Enzyme inhibition

Inhibitors are substances that bind to an enzyme and reduce its activity. They may be reversible, so they only bind temporarily to an enzyme via weak bonds, or irreversible, so they bind permanently to an enzyme via strong bonds. Reversible inhibitors may be competitive or non-competitive. Competitive inhibitors compete with the substrate to bind to the active site, while non-competitive inhibitors bind to an allosteric site on the enzyme which changes the shape of the active site.

Competitive inhibitors are similar in shape to the substrate and bind to the active site to block it, preventing the substrate from binding. Increasing the substrate concentration can overcome competitive inhibition, as there will be more frequent collisions between the active site and substrate. Therefore, eventually the same Vmax is reached.

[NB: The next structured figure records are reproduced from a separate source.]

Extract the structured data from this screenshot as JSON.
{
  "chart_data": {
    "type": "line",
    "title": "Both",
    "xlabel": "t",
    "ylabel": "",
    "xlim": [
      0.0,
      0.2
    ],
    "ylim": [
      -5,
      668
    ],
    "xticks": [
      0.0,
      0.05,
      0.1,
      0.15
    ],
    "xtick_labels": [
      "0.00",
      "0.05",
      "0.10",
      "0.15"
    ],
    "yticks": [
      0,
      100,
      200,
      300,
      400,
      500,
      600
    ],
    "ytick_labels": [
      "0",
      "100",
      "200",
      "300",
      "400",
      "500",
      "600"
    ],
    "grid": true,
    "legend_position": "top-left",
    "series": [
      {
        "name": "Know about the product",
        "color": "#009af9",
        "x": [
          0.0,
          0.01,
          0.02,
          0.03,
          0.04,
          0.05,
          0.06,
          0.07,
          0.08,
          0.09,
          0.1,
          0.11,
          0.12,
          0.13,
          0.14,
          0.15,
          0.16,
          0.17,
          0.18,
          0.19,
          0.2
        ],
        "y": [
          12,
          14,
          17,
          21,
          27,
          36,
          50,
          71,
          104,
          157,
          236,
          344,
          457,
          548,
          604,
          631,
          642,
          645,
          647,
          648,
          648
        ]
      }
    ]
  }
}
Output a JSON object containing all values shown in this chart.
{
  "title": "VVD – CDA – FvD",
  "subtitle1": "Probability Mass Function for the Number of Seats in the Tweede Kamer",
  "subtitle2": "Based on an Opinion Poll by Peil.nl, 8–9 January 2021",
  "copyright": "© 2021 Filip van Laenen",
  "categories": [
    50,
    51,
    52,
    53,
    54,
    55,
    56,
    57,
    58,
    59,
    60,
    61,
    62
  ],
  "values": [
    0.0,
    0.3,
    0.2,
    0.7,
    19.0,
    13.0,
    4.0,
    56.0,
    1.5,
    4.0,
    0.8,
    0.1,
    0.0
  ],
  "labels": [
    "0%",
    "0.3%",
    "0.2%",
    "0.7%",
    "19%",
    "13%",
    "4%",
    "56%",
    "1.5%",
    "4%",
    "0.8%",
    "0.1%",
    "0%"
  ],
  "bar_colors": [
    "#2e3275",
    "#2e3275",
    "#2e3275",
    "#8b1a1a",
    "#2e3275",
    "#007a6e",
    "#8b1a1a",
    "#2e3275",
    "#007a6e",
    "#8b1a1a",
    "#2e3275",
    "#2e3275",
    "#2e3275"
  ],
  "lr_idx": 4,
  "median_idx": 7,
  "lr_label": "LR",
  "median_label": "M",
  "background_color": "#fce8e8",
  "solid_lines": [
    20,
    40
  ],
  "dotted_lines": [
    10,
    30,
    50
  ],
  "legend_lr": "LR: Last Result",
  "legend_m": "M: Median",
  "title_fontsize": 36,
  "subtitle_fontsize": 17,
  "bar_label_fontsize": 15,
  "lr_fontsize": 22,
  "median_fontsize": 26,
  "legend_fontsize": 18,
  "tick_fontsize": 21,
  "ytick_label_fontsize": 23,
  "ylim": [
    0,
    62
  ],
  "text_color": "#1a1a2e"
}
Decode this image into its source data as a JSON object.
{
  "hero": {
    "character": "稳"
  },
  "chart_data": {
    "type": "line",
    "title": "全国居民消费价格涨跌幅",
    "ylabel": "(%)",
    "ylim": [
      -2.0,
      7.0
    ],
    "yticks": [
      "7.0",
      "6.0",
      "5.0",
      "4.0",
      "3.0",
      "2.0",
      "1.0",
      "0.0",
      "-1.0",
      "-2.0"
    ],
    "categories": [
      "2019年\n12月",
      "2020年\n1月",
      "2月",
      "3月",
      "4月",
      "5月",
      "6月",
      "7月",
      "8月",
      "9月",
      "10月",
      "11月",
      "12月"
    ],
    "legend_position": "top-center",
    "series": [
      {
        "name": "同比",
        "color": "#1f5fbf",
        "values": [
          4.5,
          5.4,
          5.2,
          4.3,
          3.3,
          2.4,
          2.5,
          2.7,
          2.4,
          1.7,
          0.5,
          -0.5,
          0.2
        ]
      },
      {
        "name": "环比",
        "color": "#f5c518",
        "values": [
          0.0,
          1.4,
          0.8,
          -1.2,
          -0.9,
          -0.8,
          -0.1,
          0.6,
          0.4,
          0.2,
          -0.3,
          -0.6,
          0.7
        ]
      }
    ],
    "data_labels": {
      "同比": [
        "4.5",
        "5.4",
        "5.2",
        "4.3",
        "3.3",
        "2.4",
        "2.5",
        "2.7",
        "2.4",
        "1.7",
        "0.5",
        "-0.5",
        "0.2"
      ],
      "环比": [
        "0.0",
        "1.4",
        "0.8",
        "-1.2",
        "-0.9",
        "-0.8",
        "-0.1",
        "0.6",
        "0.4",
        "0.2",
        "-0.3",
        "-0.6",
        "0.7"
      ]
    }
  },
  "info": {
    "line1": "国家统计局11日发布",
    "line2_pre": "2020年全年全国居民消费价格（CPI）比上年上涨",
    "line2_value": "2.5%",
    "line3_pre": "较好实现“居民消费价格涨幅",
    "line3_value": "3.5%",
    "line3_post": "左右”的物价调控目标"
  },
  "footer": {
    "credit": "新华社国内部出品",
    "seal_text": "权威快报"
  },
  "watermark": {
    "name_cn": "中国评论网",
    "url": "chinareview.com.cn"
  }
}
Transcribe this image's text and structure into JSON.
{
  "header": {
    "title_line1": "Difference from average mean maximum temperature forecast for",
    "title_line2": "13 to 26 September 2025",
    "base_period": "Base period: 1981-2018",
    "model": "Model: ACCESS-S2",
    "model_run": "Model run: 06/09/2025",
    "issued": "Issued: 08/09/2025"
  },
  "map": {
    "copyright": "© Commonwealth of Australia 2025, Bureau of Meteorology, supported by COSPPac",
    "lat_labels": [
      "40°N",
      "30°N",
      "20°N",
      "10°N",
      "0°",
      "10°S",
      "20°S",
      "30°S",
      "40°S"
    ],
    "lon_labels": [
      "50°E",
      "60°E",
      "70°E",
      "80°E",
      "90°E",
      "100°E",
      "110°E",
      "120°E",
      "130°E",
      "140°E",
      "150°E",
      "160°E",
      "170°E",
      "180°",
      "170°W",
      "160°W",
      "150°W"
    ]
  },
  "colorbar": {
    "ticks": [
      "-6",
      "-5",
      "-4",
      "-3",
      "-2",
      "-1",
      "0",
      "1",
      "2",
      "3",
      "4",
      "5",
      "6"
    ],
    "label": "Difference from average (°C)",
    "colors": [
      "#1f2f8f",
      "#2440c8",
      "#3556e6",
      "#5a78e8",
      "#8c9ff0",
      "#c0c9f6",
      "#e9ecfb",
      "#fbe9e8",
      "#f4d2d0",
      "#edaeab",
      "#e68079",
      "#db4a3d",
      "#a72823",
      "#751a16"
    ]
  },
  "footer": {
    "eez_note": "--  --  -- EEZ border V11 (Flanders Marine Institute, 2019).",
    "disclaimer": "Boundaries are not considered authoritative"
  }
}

Non-competitive inhibitors do not bind to the active site, so they can be a different shape to the substrate. They bind to an allosteric site and change the shape of the active site. This means that the active site and substrate are no longer complementary in shape preventing them from binding, therefore increasing the concentration of substrate does not overcome non-competitive inhibition. Instead a lower Vmax reached.

Controlling metabolism

Reversible inhibitors are important in regulating enzyme activity inside the cell. The rate of a metabolic pathway can be adjusted to meet demand by regulating the activity of individual enzymes. One way this can be achieved is be end-product inhibition. End-product inhibition is when the final product in a metabolic pathway can act as a reversible inhibitor of an enzyme near the beginning of the pathway. This is an example of negative feedback as an increase in the concentration of the end product, will decrease the rate of reaction and so decreases its concentration. The end product is usually a reversible inhibitor so that it can be quickly reversed and the rate of reaction increased when the end product concentration decreases. An enzyme at the start of the metabolic pathway is inhibited to avoid wasting resources making unnecessary intermediates.

Other ways of controlling metabolism:

  • Covalent modification: Enzymes are synthesised in an inactive form, and are activated when needed.

  • Compartmentalisation: Membranes control which substances enter or leave cell or organelle.

  • Controlling the synthesis of enzymes

Multi-enzyme complexes are a way of increasing enzyme efficiency. They maintain the substrate in the vicinity of the next enzyme in the metabolic pathway and reduce diffusion time.

Irreversible inhibition

If an inhibitor binds permanently to an enzyme, that enzyme is inactivated and unable to form any more ESC. The Vmax of the reaction decreases over time as more enzymes become inactivated and increasing substrate concentration does not overcome the inhibition. A lot of poisons (ingested) and venoms (injected) are irreversible inhibitors, for example cyanide inhibits an enzyme involved in aerobic respiration preventing it from taking place.